You can find more about the navigation and the features in the User Manual.
Data Modeling with SQL - dbt
dbt is a small database toolset that has gained immense popularity and is the facto standard for working with SQL. Why, you might ask? SQL is the most used language besides Python for data engineers, as it is declarative and easy to learn the basics, and many business analysts or people working with Excel or similar tools might know a little already.
The declarative approach is handy as you only define the what, meaning you determine what columns you want in the SELECT and which table to query in the FROM statement. You can do more advanced things with WHERE, GROUP BY, etc., but you do not need to care about the how. You do not need to watch which database, which partition it is stored, what segment, or what storage. You do not need to know if an index makes sense to use. All of it is handled by the query optimizer of Postgres (or any database supporting SQL).

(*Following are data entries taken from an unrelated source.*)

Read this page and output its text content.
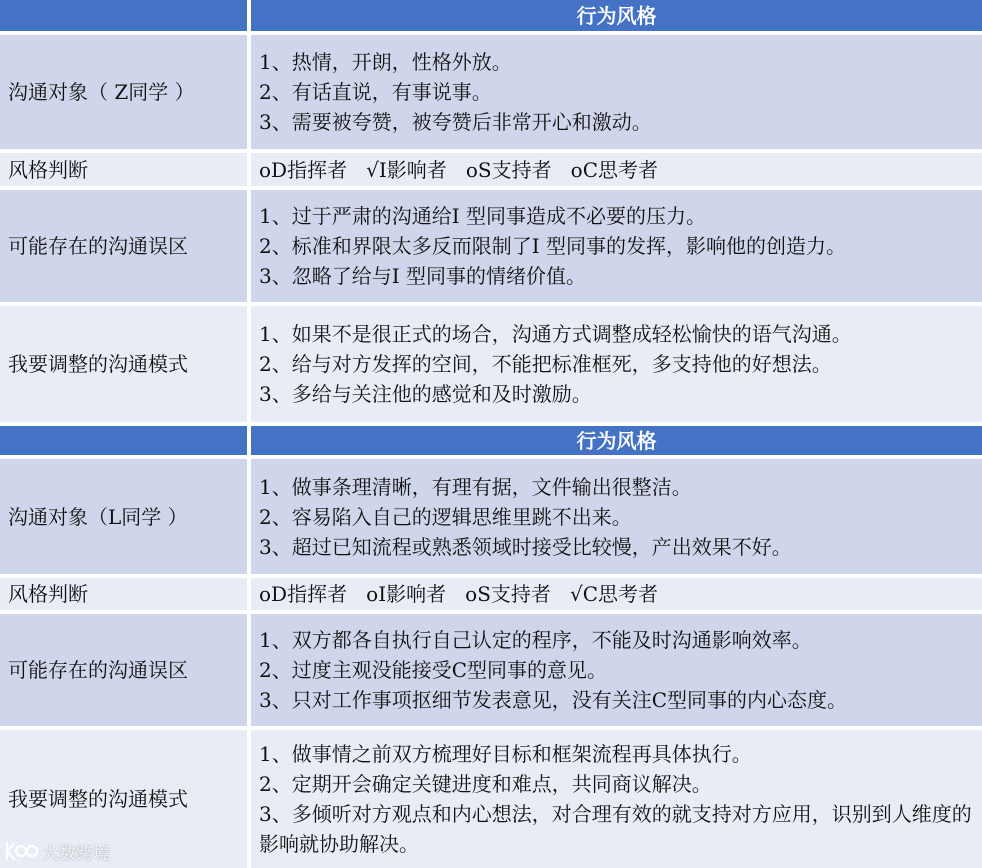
行为风格
沟通对象（ Z同学 ）
1、热情，开朗，性格外放。
2、有话直说，有事说事。
3、需要被夸赞，被夸赞后非常开心和激动。
风格判断	oD指挥者   √I影响者   oS支持者   oC思考者
可能存在的沟通误区
1、过于严肃的沟通给I 型同事造成不必要的压力。
2、标准和界限太多反而限制了I 型同事的发挥，影响他的创造力。
3、忽略了给与I 型同事的情绪价值。
我要调整的沟通模式
1、如果不是很正式的场合，沟通方式调整成轻松愉快的语气沟通。
2、给与对方发挥的空间，不能把标准框死，多支持他的好想法。
3、多给与关注他的感觉和及时激励。
行为风格
沟通对象（L同学 ）
1、做事条理清晰，有理有据，文件输出很整洁。
2、容易陷入自己的逻辑思维里跳不出来。
3、超过已知流程或熟悉领域时接受比较慢，产出效果不好。
风格判断	oD指挥者   oI影响者   oS支持者   √C思考者
可能存在的沟通误区
1、双方都各自执行自己认定的程序，不能及时沟通影响效率。
2、过度主观没能接受C型同事的意见。
3、只对工作事项抠细节发表意见，没有关注C型同事的内心态度。
我要调整的沟通模式
1、做事情之前双方梳理好目标和框架流程再具体执行。
2、定期开会确定关键进度和难点，共同商议解决。
3、多倾听对方观点和内心想法，对合理有效的就支持对方应用，识别到人维度的影响就协助解决。
大数跨境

But let's face it: SQL also has its downside. If you have worked extensively with SQL, you know the spaghetti code that usually happens when using it. It's an issue because of the repeatability—no variable we can set and reuse in an SQL. If you are familiar with them, you can achieve a better structure with CTEs, which allows you to define specific queries as a block to reuse later. But this is only within one single query and handy if the query is already log.
But what if you'd like to define your facts and dimensions as a separate query and reuse that in another query? You'd need to decouple the queries from storage, and we would persist it to disk and use that table on disk as a FROM statement for our following query. But what if we change something on the query or even change the name we won't notice in the dependent queries? And we will need to find out which queries depend on each other. There is no lineage or dependency graph.
It takes a lot of work to be organized with SQL. There is also not a lot of support if you use a database, as they are declarative. You need to make sure how to store them in git or how to run them.
That's where dbt comes into play. dbt lets you create these dependencies within SQL. You can declaratively build on each query, and you'll get errors if one changes but not the dependent one. You get a lineage graph (see an example), unit tests, and more. It's like you have an assistant that helps you do your job. It's added software engineering practice that we stitch on top of SQL engineering.
The danger we need to be aware of, as it will be so easy to build your models, is not to make 1000 of 1000 tables. As you will get lots of errors checked by the pre-compiling dbt, good data modeling techniques are essential to succeed.
Below, you see dbt docs, lineage, and templates: 1. Project Navigation 2. Detail Navigation 3. SQL Template 4. SQL Compiled (practical SQL that gets executed) 5. Full Data lineage where with the source and transformation for the current object
Or zoom dbt lineage (when clicked):
Task Orchestration - Airflow
Airflow is the natural next step. If you have many SQLs representing your business metrics, you want them to run on a daily or hourly schedule triggered by events. That's where Airflow comes into play. Airflow is, in its simplest terms, a task or workflow scheduler, which tasks or DAGs (how they are called) can be written programatically with Python. If you know cron jobs, these are the lowest task scheduler in Linux (think * * * * *
), but little to no customization beyond simple time scheduling.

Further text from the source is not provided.